Mais la nation britannique n’avait pas seulement été momifiée mais enterrée sous les monuments criards de la Grande-Bretagne mondiale. Ce n’était pas l’apothéose de la nation britannique, mais plutôt la nation britannique retournée — une Grande-Bretagne dont le succès était mesuré par le nombre de migrants et le montant des investissements étrangers qu’elle pouvait attirer plutôt que par la manière dont elle défendait la vie de ses citoyens. Quelles que soient les souvenirs populaires de la nationalité britannique qui peuvent émouvoir les masses, le fait est que la nation est depuis longtemps disparue, comme la plupart de l’industrie britannique et des actifs nationaux, à cause de la privatisation, de la mondialisation et de la négligence. Tout comme il faudra plus que la propriété d’État pour raviver British Steel, il faudra plus que des selfies et la nationalisation d’entreprises en difficulté pour reconstruire une nation britannique.
Le plus grand théoricien de la souveraineté moderne, Thomas Hobbes, a clairement indiqué que l’unité nationale ne peut exister de manière significative que sous la forme d’une représentation politique souveraine. « C’est l’unité du représentant, » a-t-il écrit, « et non l’unité du représenté, qui fait le [souverain] un. » Cela signifie que s’il doit y avoir une nouvelle nation britannique, elle aura également besoin d’un nouvel État pour la représenter. Le fait que l’État de Westminster soit contraint de reprendre la réflexion en termes d’intérêt national donne à ce projet de renouveau national une plus grande urgence.

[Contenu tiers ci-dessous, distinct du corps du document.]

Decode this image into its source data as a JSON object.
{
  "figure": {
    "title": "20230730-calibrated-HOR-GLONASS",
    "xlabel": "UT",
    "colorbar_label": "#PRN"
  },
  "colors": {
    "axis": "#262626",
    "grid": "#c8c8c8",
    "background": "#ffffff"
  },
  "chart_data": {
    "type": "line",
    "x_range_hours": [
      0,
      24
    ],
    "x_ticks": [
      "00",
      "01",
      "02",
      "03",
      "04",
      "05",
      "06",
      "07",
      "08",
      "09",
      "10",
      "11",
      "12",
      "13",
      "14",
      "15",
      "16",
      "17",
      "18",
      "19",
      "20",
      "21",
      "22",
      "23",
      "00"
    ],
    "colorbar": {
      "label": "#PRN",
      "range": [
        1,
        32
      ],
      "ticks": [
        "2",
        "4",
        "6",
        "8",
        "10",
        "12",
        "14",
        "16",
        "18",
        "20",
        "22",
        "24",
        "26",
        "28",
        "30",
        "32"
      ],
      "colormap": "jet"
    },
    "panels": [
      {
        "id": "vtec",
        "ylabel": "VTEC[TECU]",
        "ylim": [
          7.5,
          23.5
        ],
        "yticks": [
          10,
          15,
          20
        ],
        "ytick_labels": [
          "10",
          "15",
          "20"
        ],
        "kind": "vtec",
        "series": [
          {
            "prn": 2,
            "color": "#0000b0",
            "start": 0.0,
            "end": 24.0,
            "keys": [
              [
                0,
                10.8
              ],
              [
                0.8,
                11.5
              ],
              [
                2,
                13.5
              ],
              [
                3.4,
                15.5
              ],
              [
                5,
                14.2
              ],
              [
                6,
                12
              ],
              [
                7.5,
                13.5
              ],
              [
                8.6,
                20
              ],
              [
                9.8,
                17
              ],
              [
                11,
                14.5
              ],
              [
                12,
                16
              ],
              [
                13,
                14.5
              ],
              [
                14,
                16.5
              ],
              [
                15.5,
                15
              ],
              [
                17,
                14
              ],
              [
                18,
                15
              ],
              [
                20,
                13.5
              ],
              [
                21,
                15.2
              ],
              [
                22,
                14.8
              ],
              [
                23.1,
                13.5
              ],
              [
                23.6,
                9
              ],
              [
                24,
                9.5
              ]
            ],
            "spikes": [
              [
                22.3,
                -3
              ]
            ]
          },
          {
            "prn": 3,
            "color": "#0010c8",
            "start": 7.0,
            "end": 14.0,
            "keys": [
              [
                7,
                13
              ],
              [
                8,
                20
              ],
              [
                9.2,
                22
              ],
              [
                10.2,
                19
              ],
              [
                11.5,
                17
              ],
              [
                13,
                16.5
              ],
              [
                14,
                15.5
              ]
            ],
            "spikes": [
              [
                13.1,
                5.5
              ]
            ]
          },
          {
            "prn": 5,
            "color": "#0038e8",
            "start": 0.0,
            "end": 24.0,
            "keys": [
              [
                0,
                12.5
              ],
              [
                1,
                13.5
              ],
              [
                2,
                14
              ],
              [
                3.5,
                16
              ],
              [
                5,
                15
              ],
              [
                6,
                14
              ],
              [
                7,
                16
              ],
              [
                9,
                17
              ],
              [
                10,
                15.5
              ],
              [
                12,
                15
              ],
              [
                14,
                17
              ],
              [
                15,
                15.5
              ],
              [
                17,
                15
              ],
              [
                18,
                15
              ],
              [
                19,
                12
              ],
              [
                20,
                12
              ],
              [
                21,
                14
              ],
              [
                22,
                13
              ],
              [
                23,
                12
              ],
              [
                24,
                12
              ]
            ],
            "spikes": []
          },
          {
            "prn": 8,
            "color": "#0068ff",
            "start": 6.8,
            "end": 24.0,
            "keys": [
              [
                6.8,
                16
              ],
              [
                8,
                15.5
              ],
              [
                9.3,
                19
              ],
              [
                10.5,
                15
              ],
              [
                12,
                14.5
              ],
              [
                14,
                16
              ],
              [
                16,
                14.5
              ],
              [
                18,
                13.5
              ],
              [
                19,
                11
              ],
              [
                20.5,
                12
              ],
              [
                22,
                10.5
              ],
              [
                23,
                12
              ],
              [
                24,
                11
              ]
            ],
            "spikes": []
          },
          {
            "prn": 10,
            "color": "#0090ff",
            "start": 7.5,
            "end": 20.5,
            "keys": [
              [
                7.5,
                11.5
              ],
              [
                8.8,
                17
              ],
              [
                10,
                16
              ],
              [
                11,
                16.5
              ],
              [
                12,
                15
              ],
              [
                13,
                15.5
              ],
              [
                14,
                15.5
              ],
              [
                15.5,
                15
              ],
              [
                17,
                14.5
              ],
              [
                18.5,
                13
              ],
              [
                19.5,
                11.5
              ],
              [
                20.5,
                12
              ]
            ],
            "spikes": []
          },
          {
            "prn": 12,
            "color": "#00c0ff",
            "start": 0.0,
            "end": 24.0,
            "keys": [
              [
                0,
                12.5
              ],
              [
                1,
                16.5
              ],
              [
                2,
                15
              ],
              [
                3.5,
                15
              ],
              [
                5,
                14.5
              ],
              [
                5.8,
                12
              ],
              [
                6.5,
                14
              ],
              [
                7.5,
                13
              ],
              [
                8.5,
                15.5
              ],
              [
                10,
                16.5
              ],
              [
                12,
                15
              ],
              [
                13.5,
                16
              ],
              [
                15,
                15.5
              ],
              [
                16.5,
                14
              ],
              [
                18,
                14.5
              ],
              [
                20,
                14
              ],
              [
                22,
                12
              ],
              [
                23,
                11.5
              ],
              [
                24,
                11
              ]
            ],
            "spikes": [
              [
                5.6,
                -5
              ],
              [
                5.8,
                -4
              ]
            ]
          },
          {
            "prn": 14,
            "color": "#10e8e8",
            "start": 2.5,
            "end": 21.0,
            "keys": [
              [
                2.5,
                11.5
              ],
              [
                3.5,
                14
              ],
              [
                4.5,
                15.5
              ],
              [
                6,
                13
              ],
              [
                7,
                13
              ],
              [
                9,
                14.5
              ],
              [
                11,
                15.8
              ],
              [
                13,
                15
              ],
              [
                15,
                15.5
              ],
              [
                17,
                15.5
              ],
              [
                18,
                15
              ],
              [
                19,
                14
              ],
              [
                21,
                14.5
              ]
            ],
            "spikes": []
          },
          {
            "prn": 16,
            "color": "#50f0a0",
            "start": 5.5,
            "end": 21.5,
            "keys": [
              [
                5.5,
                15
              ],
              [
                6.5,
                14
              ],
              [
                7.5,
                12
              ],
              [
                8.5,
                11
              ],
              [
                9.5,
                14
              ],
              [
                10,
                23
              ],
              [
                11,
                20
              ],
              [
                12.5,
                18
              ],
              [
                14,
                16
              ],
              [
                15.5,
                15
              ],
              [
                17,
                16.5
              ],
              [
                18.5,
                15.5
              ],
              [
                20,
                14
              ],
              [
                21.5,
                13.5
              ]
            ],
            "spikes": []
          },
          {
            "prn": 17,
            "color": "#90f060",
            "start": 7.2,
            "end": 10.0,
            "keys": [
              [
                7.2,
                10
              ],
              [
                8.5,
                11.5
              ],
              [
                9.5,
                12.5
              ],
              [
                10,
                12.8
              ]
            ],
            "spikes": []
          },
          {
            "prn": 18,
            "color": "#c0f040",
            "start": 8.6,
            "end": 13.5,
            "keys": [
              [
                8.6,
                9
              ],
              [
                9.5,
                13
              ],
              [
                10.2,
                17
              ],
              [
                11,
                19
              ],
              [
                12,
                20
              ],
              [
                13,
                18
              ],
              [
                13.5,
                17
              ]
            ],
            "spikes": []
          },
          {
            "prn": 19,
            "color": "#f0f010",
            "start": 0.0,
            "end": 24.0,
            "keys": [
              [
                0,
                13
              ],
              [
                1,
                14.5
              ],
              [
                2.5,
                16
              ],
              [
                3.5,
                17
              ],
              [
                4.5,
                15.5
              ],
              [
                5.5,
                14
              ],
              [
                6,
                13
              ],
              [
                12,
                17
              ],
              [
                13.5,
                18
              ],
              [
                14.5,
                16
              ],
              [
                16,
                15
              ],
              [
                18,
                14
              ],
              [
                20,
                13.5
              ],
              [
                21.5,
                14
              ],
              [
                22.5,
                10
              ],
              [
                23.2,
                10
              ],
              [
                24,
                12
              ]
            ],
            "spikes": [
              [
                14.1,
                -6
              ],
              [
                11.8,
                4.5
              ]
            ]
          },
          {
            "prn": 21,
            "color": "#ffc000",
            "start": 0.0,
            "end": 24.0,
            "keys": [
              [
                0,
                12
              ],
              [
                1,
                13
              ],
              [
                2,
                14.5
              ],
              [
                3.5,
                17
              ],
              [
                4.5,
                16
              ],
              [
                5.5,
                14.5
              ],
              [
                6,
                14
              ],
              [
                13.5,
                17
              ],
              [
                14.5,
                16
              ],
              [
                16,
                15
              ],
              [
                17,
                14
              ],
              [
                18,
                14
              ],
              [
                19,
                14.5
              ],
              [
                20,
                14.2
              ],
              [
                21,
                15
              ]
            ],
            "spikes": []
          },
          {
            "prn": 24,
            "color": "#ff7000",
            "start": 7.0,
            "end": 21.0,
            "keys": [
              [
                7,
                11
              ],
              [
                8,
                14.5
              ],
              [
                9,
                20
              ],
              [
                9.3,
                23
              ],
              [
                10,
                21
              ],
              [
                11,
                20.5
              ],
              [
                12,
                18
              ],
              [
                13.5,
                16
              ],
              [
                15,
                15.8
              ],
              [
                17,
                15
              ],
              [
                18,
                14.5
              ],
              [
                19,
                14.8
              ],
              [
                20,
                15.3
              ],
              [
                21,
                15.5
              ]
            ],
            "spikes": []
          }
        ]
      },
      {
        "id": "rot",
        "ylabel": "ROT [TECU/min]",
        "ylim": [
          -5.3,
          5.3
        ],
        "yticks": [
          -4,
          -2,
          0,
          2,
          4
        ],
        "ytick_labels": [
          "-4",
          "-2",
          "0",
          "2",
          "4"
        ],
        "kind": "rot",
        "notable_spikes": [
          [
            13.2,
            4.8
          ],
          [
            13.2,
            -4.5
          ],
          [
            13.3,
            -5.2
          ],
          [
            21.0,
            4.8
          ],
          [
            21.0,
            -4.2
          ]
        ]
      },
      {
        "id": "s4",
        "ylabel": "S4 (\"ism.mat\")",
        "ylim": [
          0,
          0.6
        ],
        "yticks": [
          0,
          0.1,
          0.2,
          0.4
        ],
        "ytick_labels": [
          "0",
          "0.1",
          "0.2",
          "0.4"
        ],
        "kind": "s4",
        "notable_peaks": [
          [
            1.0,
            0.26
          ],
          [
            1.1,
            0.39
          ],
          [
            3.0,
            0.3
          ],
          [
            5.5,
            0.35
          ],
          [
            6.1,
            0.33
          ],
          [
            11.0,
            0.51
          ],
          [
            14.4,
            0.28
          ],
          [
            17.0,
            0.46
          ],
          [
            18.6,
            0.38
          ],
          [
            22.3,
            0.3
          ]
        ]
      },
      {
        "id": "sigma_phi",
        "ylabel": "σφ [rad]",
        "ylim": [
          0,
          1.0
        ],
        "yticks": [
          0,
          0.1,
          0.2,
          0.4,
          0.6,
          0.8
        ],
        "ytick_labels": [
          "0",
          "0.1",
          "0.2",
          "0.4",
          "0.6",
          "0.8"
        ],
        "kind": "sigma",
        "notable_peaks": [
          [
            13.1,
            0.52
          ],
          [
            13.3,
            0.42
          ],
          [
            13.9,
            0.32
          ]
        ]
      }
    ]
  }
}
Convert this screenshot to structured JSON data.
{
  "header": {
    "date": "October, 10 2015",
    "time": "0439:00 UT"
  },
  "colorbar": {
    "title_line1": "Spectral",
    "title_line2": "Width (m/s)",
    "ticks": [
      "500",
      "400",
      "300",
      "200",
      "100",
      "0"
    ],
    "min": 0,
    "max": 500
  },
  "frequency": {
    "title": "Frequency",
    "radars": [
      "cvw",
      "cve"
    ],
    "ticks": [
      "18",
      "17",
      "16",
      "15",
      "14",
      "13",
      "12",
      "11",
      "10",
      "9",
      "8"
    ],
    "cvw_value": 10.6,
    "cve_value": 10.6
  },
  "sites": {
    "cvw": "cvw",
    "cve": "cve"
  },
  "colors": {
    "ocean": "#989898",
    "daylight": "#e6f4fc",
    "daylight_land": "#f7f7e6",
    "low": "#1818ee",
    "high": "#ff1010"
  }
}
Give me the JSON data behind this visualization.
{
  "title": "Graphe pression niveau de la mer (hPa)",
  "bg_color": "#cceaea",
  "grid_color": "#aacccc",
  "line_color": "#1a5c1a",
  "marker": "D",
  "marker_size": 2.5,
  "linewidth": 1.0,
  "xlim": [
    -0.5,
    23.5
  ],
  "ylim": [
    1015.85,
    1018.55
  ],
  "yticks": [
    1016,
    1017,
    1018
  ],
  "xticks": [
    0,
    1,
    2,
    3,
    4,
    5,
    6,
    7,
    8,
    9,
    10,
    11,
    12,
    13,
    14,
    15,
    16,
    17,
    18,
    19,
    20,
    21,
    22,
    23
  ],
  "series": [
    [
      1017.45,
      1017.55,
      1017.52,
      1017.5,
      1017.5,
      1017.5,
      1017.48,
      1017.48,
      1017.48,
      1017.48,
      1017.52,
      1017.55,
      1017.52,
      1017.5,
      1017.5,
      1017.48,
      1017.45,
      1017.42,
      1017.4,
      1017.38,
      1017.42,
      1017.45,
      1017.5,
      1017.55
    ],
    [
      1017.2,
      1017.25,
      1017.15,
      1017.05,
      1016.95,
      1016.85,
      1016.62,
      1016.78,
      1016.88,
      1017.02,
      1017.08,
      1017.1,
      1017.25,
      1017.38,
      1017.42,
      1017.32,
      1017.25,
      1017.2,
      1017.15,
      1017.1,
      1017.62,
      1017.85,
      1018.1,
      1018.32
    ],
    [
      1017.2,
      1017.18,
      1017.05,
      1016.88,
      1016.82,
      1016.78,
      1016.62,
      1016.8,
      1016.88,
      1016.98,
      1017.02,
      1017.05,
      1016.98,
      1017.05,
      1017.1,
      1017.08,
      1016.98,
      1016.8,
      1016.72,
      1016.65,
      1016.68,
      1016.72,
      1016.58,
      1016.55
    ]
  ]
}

Cela est dû au fait qu’aucun des partis établis au parlement ne peut être confié en tant que gardien de l’intérêt national. Déjà, les ministres du gouvernement sont refusant de confirmer si nous pouvons réellement maintenir les hauts-fourneaux de Scunthorpe en fonctionnement. Encore une fois, les conservateurs et les travaillistes conspirent contre le peuple britannique : les conservateurs dénoncent les engagements de zéro émission nette du Parti travailliste qui rendent l’énergie industrielle britannique si coûteuse, pourtant ce sont eux qui ont privatisé British Steel pour commencer.
S’il doit y avoir une nouvelle nation britannique forgée avec un nouvel acier britannique — à la fois réel et métaphorique — il faudra que la multitude britannique commence à réfléchir à ce que nous partageons en commun et comment nous pouvons imposer ces priorités collectives à nos représentants élus. En bref, nous devrons commencer à penser comme une nation. Cela signifie que nous devrons tous nous assurer que nous pensons à l’intérêt national chaque fois que nous considérons une question de la vie publique — que ce soit notre approvisionnement énergétique, les réformes éducatives, la liberté académique, la liberté individuelle ou la défense nationale. L’intérêt national est beaucoup trop important pour être laissé aux politiciens.